It’s a topic we’d all rather avoid, and sooner or later, it’s one we all have to confront. How do you talk to your children about the ultimate fact of life? Sometimes, all it takes is a line on a TV show to get the conversation started.
I’ve been faced with all sorts of questions over the last 17 years of parenting: ‘What is photosynthesis?’ ‘Why do cats purr?’ ‘Where do babies come from?’ ‘Why is Donald Trump’s face orange?’
For most of them, I have an answer. The answer to where babies come from is obviously Father Christmas.* For questions I can’t answer, there’s always either Google or my husband – our very own human-Google.
There’s one question for which Google proves inadequate, though:
‘What happens when we die?’
The topic came up in a recent episode of a TV series I’m watching, when an uncle talks to his little nieces about death and horrifies them by flippantly announcing, “Everybody dies, including you and mommy and daddy.”
My sister, Belinda, died almost three years ago. Even though we were expecting it, it was still the most crushingly awful thing that had ever happened to me. I know: I didn’t die, she did. But I lost my best friend, my side-kick, and my greatest fan.
Watching that TV character exchange forced me to consider my avoidance of the topic with own kids. They’ve asked the question in different ways over the years, and we’ve had the conversations, but the subject has been closed to a large extent since we said goodbye to Belinda and to their granddad who died 7 months after she did.
I can’t answer the question of what happens when we die, because all I know when I think of Belinda and my dad is that they’re gone.
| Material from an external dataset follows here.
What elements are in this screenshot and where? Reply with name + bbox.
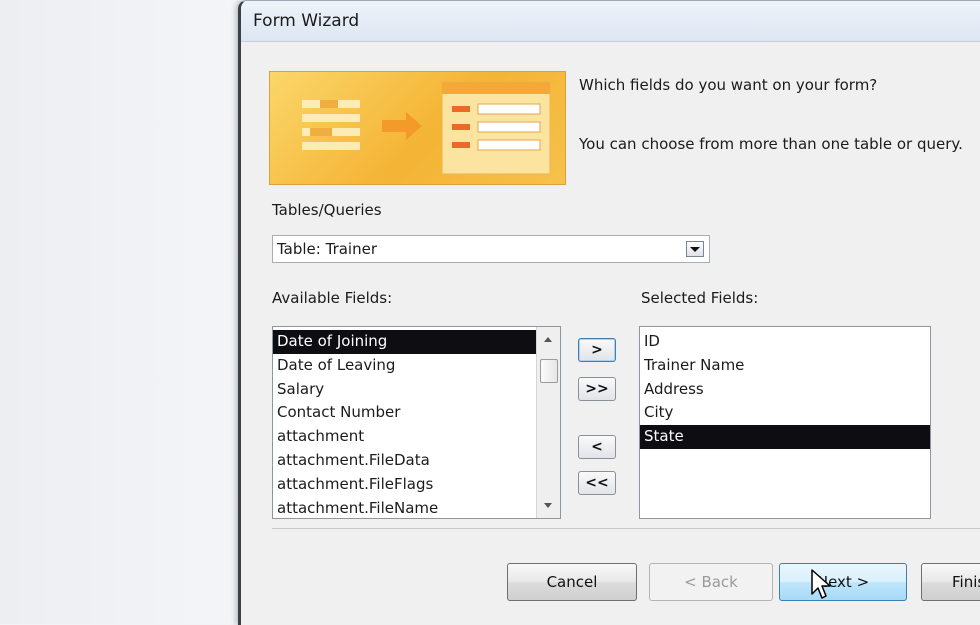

I don’t believe they’re looking down fondly on us, or meeting up somewhere celestial, or – one of my pet-peeves – on a journey. They’re just not there.
It’s an unpleasant topic for all of us, my kids included, but after watching the cringe-worthy discussion on TV, I steeled myself to broach the subject with them.
What I discovered is that, at this stage, their concerns are less about what happens when we die and more about the present. Kids 1 and 2, for example, reminded me that, aside from dealing with their own grief, they both had concerns about the impact their loved ones’ death would have on our lives. They were worried that their gran and I wouldn’t be “the same” now that Belinda and my dad were no longer around – that we’d be too sad to function and that we’d forget how to have fun.
Their take on the topic these days is very similar to mine: it’s an unpleasant thing to think about (Kid 3 asked why you’d want to think about death at all, which sparked another useful conversation about mortality) and they hadn’t properly considered it before their loved ones died. They’re still dealing with their grief in their own ways, just like me. And just like me, they have their own beliefs around death: Kid 2 believes they’re together now in Heaven, while Kids 1 and 3 don’t.
The greatest benefit of having this conversation with my kids, though, was the realisation that I don’t have to fear a question I can’t answer. My kids are growing and with that, comes the formation of their own opinions. So when we’re faced with a difficult issue and Google is found lacking, we can just turn off the computer and have a heart-to-heart that might help us answer the question, or it might not.
What will certainly happen, though, is that, rather than avoiding a difficult subject, we’ll have connected over it and tackled it together. And that’s worth more to me than finding the definitive answer to a question.